California electric utilities narrowly avoided a recent crisis where an unknown suspect attempted to disable electric service by fraudulently entering a substation and turning off the breakers. According to the FBI, if the attack had succeeded, it could have led to catastrophic consequences for those relying on electricity for medical reasons.
A POLITICO analysis of Department of Energy (DoE) data has also revealed a sharp uptick in physical threats against the U.S. electric grid infrastructure — a total of 2,800 reported physical security threats in 2023, more than 1,000 more than in 2022. Security experts say this rise will only increase in 2024, with the U.S. election season heating up and tensions growing both at home and abroad.
The electric grid may seem like an extreme example of a physical infrastructure that needs hardening. Still, it serves as a case in point for what’s happening in the physical security space more broadly, as physical security threats are on an upswing across various industries and in the business world. According to one leading report, one-quarter of businesses saw increased physical security incidents in 2023, driven heavily by economic and social unrest. Another report found the business impact of such an incident for a publicly traded company is an average 29 percent drop in stock price. Not surprisingly, 46 percent of companies are set to significantly increase their physical security budgets in the next 12 months.
In recent years, many security dealers and systems integrators have put the majority of their customers’ IT security focus on cyber elements like routers and firewalls. This is of course, beneficial, but today’s executive boards are increasingly grappling to balance cyber and physical security. As a security dealer or integrator, there’s a fair chance your enterprise customers will be asking if their physical security protections are adequate. How can you best advise them? What options are available, and what makes the most sense?
Multifactor Authentication
Multifactor authentication (MFA) works by requiring multiple protections, usually something a person knows (like a password) and something a person has (like a mobile device or email account). In this example, at a specific access point (say a door), a person would enter a password and then be sent a special code (via phone text or email), which would be required to open the door and access the space.
MFA is a more rigorous process than passwords alone. However, certain combinations (like the common one described above) are not bulletproof as passwords can still be stolen and special codes intercepted by resourceful bad actors. Another drawback of using this type of combination for MFA is that it introduces an element of friction, making the authentication process more complicated, time-consuming, and frustrating. Imagine a scenario where a healthcare professional needs split-second access to a critical supplies room but then realizes they need a special code and their phone is not on their person. For the majority of scenarios, such delays are unpleasant; but in some, they are unacceptable.
Fobs and Keycards
Many physical access control systems rely on fobs and keycards incorporated into electronic systems, which then control doors and locks, allowing designated people to enter protected areas at these specific access points. However, like MFA, fobs and keycards aren’t perfect, dupe-proof systems. It can be all too easy for someone to give or loan their fob or keycard to someone else or for a fob or keycard to be lost or stolen, allowing access to unauthorized individuals.

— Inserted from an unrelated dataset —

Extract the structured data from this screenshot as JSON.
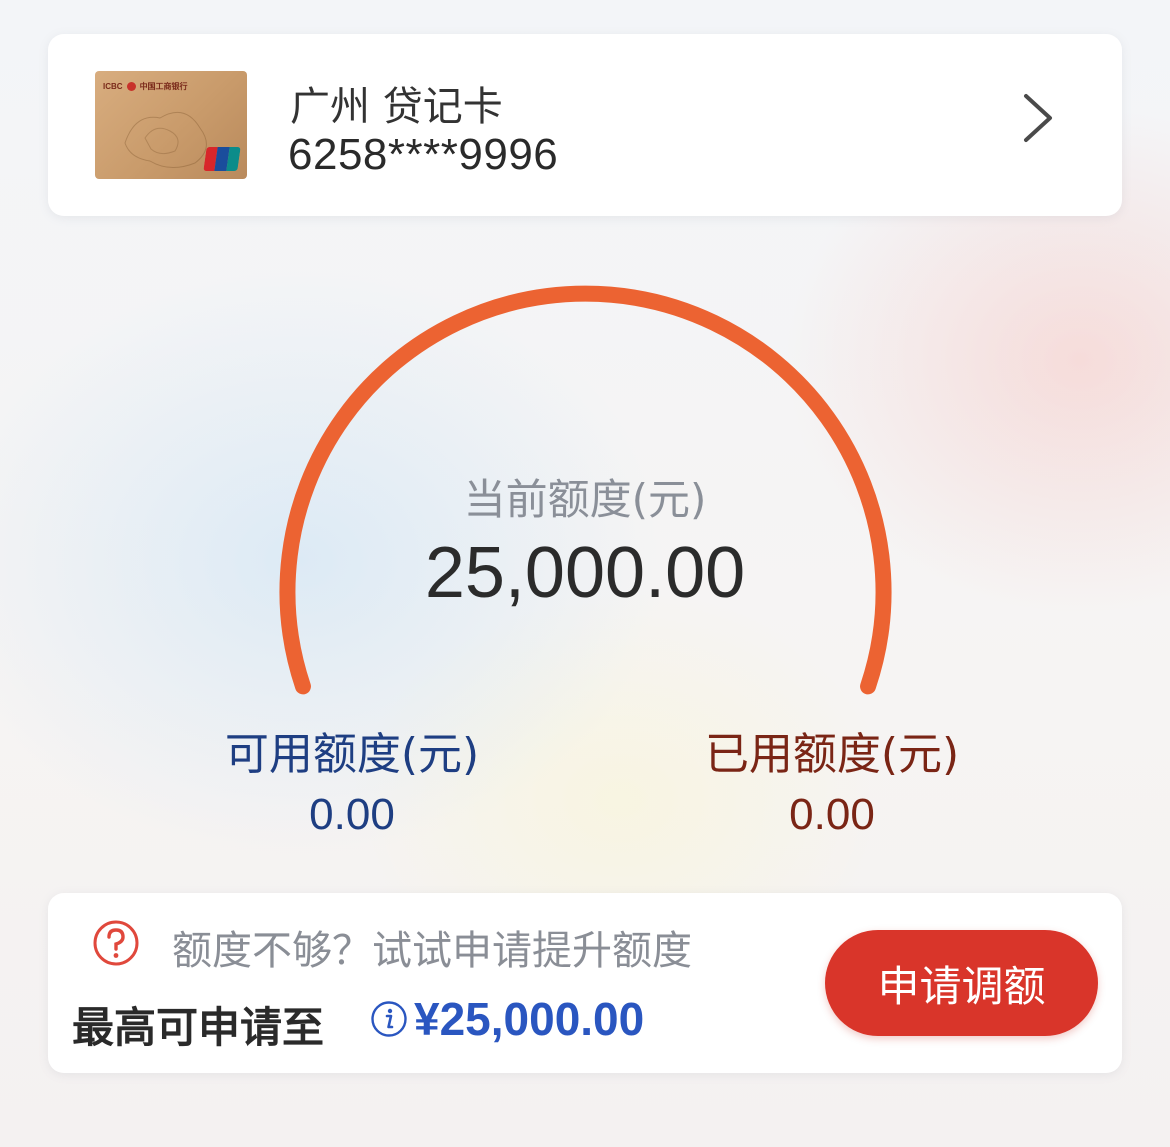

As a security system dealer or integrator, maybe you find that MFA or fobs and keycards are sufficient for your customers. But maybe you don’t, as the risks they present are still too great, given the sensitivity of their physical areas. Fortunately, biometric authentication is evolving as an alternative that delivers the elusive yet vital combination of airtight security and maximum convenience.
Enter Biometrics
Biometrics — or unique individual traits such as fingerprints, facial scans or speaker recognition that can be used to verify an individual's identity — can ensure organizational security because they are intrinsic to each individual and cannot be lost or stolen. Furthermore, they take fractions of a second to process, versus leaving a potentially stressed individual fumbling for their phone. They’re also nearly impossible to subvert due to liveness capabilities, which can detect that a person presenting for authentication is a real, living human and not an attempt at a spoof (someone presenting a photo of an authorized user’s face or a recording of their voice, for instance).

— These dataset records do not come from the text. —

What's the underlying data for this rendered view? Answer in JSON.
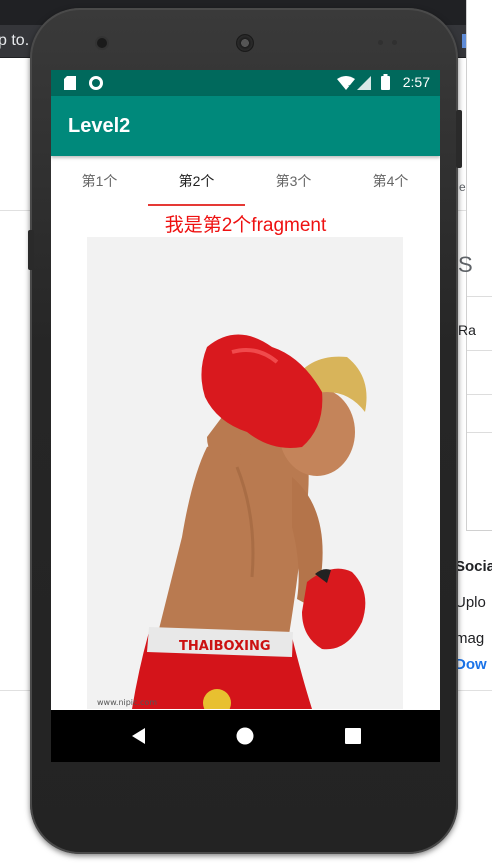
{
  "background": {
    "url_fragment": "p to.",
    "right_snippets": [
      "Socia",
      "Uplo",
      "mag",
      "Dow"
    ],
    "panel_glyphs": [
      "-",
      "←",
      "↻",
      "S",
      "Ra"
    ]
  },
  "status_bar": {
    "time": "2:57",
    "icons": [
      "sd-card-icon",
      "circle-notification-icon",
      "wifi-icon",
      "signal-icon",
      "battery-icon"
    ]
  },
  "app_bar": {
    "title": "Level2"
  },
  "tabs": [
    {
      "label": "第1个",
      "active": false
    },
    {
      "label": "第2个",
      "active": true
    },
    {
      "label": "第3个",
      "active": false
    },
    {
      "label": "第4个",
      "active": false
    }
  ],
  "fragment": {
    "text": "我是第2个fragment"
  },
  "photo": {
    "description_icon": "boxer-photo",
    "shorts_text": "THAIBOXING",
    "watermark": "www.nipic.com"
  },
  "navigation": {
    "buttons": [
      "back-icon",
      "home-icon",
      "recents-icon"
    ]
  },
  "colors": {
    "status_bar": "#00695c",
    "app_bar": "#00897b",
    "accent": "#e53935",
    "fragment_text": "#ee1111"
  }
}
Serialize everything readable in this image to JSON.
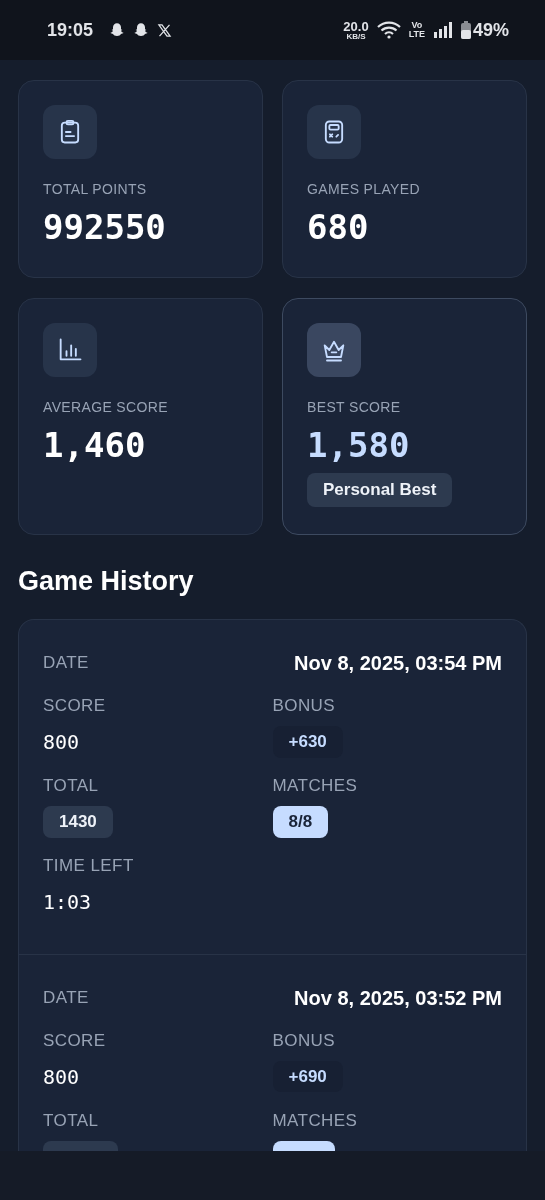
{
  "status_bar": {
    "time": "19:05",
    "net_speed": "20.0",
    "net_unit": "KB/S",
    "volte_top": "Vo",
    "volte_bottom": "LTE",
    "battery": "49%"
  },
  "stats": [
    {
      "kind": "clipboard",
      "label": "TOTAL POINTS",
      "value": "992550",
      "highlighted": false
    },
    {
      "kind": "handheld",
      "label": "GAMES PLAYED",
      "value": "680",
      "highlighted": false
    },
    {
      "kind": "chart",
      "label": "AVERAGE SCORE",
      "value": "1,460",
      "highlighted": false
    },
    {
      "kind": "crown",
      "label": "BEST SCORE",
      "value": "1,580",
      "highlighted": true,
      "badge": "Personal Best"
    }
  ],
  "history": {
    "title": "Game History",
    "games": [
      {
        "date_label": "DATE",
        "date": "Nov 8, 2025, 03:54 PM",
        "score_label": "SCORE",
        "score": "800",
        "bonus_label": "BONUS",
        "bonus": "+630",
        "total_label": "TOTAL",
        "total": "1430",
        "matches_label": "MATCHES",
        "matches": "8/8",
        "time_label": "TIME LEFT",
        "time_left": "1:03"
      },
      {
        "date_label": "DATE",
        "date": "Nov 8, 2025, 03:52 PM",
        "score_label": "SCORE",
        "score": "800",
        "bonus_label": "BONUS",
        "bonus": "+690",
        "total_label": "TOTAL",
        "matches_label": "MATCHES"
      }
    ]
  }
}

It used to be that only large, established companies could afford biometrics due to the heavy upfront investment of time and resources involved. There’s further good news on this front: today’s biometric capabilities or workflows are now available in a cloud-based SaaS model. This means any size customer can now use biometrics as part of their physical access control offering — whether it’s a small organization securing a single door, office, or closet or a global enterprise with multiple buildings or data centers. Moreover, customers can get up and running quickly with minimal groundwork. So if you suggest biometrics to a customer, you’re not recommending an expensive, time-consuming overhaul of their security infrastructure. In most cases, customers can leverage the equipment they already have and the bring your own device (BYOD) trend.

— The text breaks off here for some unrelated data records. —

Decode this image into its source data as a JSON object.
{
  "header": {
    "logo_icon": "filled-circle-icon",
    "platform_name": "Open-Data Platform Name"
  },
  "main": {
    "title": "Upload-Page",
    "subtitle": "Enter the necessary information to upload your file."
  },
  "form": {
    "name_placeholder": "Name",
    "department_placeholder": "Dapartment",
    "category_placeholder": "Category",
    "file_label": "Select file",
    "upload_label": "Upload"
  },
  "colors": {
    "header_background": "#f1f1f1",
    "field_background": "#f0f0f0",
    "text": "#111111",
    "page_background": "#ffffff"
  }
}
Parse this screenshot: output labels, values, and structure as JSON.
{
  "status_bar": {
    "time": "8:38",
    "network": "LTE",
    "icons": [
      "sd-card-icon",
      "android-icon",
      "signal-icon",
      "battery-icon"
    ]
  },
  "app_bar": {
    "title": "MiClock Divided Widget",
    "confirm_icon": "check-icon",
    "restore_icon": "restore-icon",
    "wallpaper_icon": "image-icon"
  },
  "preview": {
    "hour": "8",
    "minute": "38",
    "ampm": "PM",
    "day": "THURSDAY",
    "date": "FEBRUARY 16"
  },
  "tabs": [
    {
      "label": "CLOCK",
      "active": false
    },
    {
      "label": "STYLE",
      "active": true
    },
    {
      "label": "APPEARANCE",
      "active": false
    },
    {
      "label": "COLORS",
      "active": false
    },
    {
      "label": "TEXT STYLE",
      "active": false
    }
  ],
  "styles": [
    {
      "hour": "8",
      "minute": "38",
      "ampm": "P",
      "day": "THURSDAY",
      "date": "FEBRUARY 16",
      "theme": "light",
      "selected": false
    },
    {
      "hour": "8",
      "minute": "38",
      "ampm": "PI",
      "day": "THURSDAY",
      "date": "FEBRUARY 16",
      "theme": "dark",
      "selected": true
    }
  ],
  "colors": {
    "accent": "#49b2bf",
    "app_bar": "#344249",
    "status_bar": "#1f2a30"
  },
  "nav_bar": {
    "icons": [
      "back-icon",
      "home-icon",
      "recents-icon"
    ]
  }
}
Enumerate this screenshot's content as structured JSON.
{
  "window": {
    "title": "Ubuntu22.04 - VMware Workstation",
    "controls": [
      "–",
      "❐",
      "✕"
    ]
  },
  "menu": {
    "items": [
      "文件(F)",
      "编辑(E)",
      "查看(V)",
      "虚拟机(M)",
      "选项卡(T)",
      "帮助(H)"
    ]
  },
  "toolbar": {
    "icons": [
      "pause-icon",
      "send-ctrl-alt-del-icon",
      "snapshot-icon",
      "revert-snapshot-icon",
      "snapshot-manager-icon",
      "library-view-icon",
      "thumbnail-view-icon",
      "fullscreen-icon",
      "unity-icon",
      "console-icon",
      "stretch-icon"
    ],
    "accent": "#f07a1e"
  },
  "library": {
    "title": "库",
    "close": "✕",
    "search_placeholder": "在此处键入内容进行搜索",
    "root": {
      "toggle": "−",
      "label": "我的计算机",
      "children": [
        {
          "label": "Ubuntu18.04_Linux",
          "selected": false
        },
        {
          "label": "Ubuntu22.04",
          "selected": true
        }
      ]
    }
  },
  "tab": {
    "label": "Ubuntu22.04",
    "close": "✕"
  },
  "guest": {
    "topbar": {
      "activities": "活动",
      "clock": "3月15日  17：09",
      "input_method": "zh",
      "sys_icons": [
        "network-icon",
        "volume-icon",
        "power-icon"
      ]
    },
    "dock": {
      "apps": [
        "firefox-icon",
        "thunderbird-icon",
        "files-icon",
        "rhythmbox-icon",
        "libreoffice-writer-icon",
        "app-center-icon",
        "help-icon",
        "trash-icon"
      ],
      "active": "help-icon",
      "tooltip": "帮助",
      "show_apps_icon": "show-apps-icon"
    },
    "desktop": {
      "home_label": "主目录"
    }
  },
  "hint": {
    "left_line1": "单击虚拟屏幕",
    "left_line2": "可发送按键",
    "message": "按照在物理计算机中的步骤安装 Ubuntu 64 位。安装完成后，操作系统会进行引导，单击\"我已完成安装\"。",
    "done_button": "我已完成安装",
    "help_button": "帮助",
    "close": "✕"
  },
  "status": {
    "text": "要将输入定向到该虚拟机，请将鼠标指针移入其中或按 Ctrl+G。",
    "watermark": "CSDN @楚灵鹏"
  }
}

For today’s security system dealers and integrators, being the best possible strategic advisor and purveyor of your customer’s physical security means understanding the growing threat landscape, the drawbacks of certain approaches, and new developments that democratize access to more sophisticated, secure, and convenient safeguards like biometrics. There’s no reason any organization — be it a large, established global enterprise, a public utility, or an SMB — must tolerate anything less.